Moving to the grand piano for a calypso inflected Beyond Here Lies Nothing, Bob wriggled and wiggled as he stood to play - it was that funky. The arrangement elevated a fairly pedestrian string of cliches into something worth listening to. I shuffled a bit in appreciation. Remaining at the piano for What Good Am I? (a worthy song that's been gathering dust twenty years until brought out for this tour) it suddenly struck me that this was the quietest Dylan gig I've ever witnessed... on stage I mean. The melody was carried by the band on this one with Dylan playing a counterpoint on piano: most accomplished.

Inside the plush Teatro degli Arcimboldi
I could've lived without Duquesne Whistle. The weakest song on Tempest, it's monotonous riff is interminable. Quite why he exhumed the minor country waltz Waiting For You (written for a film soundtrack) remains a mystery wrapped in an enigma. With their 1940's feel, maybe these songs were channelling radio programmes of his boyhood? Maybe it's the legendary perversity? I admire the chutzpah, but there was a definite drop in energy levels. This wasn't remedied by Pay In Blood an excellent song in it's lilting Tempest arrangement which was delivered here as a quieter number with a crescendo at the end of each verse that abruptly drops off the cliff. It just didn't work. It's an angry song, "Another politician pumping out the piss", but Dylan demurred from, "You bastards! I'm supposed to respect you?", with a lyric change "My conscience is clear, what about yours?". It's horses for courses. Tangled Up In Blue was notable for a new set of lyrics and for Dylan's piano playing which was the dominant instrument on this one. A very strong Lovesick with flawless harmonica work redeemed the the first set. Dylan spoke for the only time of the evening to tell us there would be a break.

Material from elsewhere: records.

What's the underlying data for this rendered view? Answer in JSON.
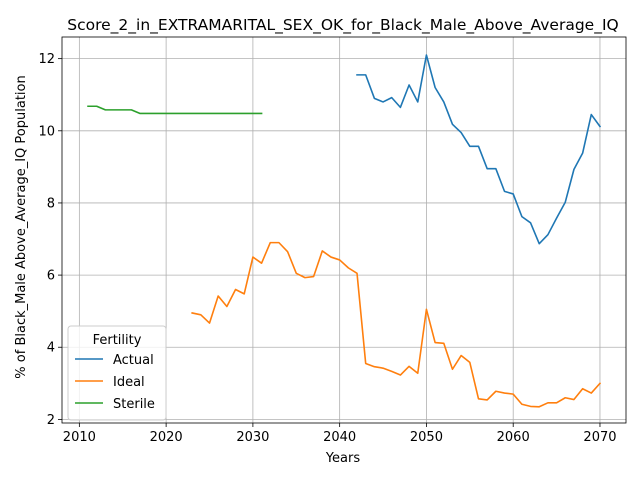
{
  "chart_data": {
    "type": "line",
    "title": "Score_2_in_EXTRAMARITAL_SEX_OK_for_Black_Male_Above_Average_IQ",
    "xlabel": "Years",
    "ylabel": "% of Black_Male Above_Average_IQ Population",
    "xlim": [
      2008,
      2073
    ],
    "ylim": [
      1.9,
      12.6
    ],
    "xticks": [
      2010,
      2020,
      2030,
      2040,
      2050,
      2060,
      2070
    ],
    "yticks": [
      2,
      4,
      6,
      8,
      10,
      12
    ],
    "grid": true,
    "legend": {
      "title": "Fertility",
      "placement": "lower-left"
    },
    "series": [
      {
        "name": "Actual",
        "color": "#1f77b4",
        "x": [
          2042,
          2043,
          2044,
          2045,
          2046,
          2047,
          2048,
          2049,
          2050,
          2051,
          2052,
          2053,
          2054,
          2055,
          2056,
          2057,
          2058,
          2059,
          2060,
          2061,
          2062,
          2063,
          2064,
          2065,
          2066,
          2067,
          2068,
          2069,
          2070
        ],
        "y": [
          11.55,
          11.55,
          10.9,
          10.8,
          10.92,
          10.65,
          11.27,
          10.8,
          12.1,
          11.2,
          10.8,
          10.18,
          9.95,
          9.57,
          9.57,
          8.95,
          8.95,
          8.32,
          8.25,
          7.62,
          7.45,
          6.87,
          7.12,
          7.58,
          8.02,
          8.93,
          9.38,
          10.45,
          10.12
        ]
      },
      {
        "name": "Ideal",
        "color": "#ff7f0e",
        "x": [
          2023,
          2024,
          2025,
          2026,
          2027,
          2028,
          2029,
          2030,
          2031,
          2032,
          2033,
          2034,
          2035,
          2036,
          2037,
          2038,
          2039,
          2040,
          2041,
          2042,
          2043,
          2044,
          2045,
          2046,
          2047,
          2048,
          2049,
          2050,
          2051,
          2052,
          2053,
          2054,
          2055,
          2056,
          2057,
          2058,
          2059,
          2060,
          2061,
          2062,
          2063,
          2064,
          2065,
          2066,
          2067,
          2068,
          2069,
          2070
        ],
        "y": [
          4.95,
          4.9,
          4.67,
          5.42,
          5.13,
          5.6,
          5.48,
          6.5,
          6.33,
          6.9,
          6.9,
          6.65,
          6.05,
          5.93,
          5.96,
          6.67,
          6.5,
          6.42,
          6.2,
          6.05,
          3.55,
          3.46,
          3.42,
          3.33,
          3.23,
          3.47,
          3.28,
          5.05,
          4.13,
          4.11,
          3.39,
          3.77,
          3.58,
          2.57,
          2.54,
          2.78,
          2.73,
          2.7,
          2.42,
          2.36,
          2.35,
          2.46,
          2.46,
          2.6,
          2.55,
          2.85,
          2.73,
          3.0
        ]
      },
      {
        "name": "Sterile",
        "color": "#2ca02c",
        "x": [
          2011,
          2012,
          2013,
          2014,
          2015,
          2016,
          2017,
          2018,
          2019,
          2020,
          2021,
          2022,
          2023,
          2024,
          2025,
          2026,
          2027,
          2028,
          2029,
          2030,
          2031
        ],
        "y": [
          10.68,
          10.68,
          10.58,
          10.58,
          10.58,
          10.58,
          10.48,
          10.48,
          10.48,
          10.48,
          10.48,
          10.48,
          10.48,
          10.48,
          10.48,
          10.48,
          10.48,
          10.48,
          10.48,
          10.48,
          10.48
        ]
      }
    ]
  }
}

He returned with High Water (for Charlie Patton) which began with some banjo plucking and got progressively heavier. A simply stunning piano driven Simple Twist of Fate followed. Musically this was the business. And then a clutch of recent songs sealed this as one of the best Dylan concerts I've seen in years. The rueful Forgetful Heart underscored by a bowed double bass and with some plaintive harmonica work was spare and intense. He reproduced the Tempest version of Scarlet Town perfectly. This sinister little number was enhanced by a great baritone and a vocal dexterity he hasn't mustered in years. Ditto Soon After Midnight where I swear he banged out Blueberry Hill on the piano during the middle eight! Finally the closer Long and Wasted Years is without exaggeration the best and most dramatic single performance in my 35 years of Dylan watching. Exhilarating! The encores All Along The Watchtower (complete with jazz piano interlude) and Blowing In The Wind were crowd pleasers that should be dispensed with and I thought of leaving then but I hung back....

Because earlier I had a close encounter with genius. Bob and I made the same mistake in trying to see Leonardo's The Last Supper during closing hours. There he was ouside the church of Santa Maria della Gracia.

"Bob, do you think you could play It's All Over Now Baby Blue on Monday night?"
"Mmm. I'll see what I can do."

What he actually did was a mighty fine Hard Rain's A Gonna Fall in the middle of the second set. Most unexpected. Okay Bob, I'll settle for that.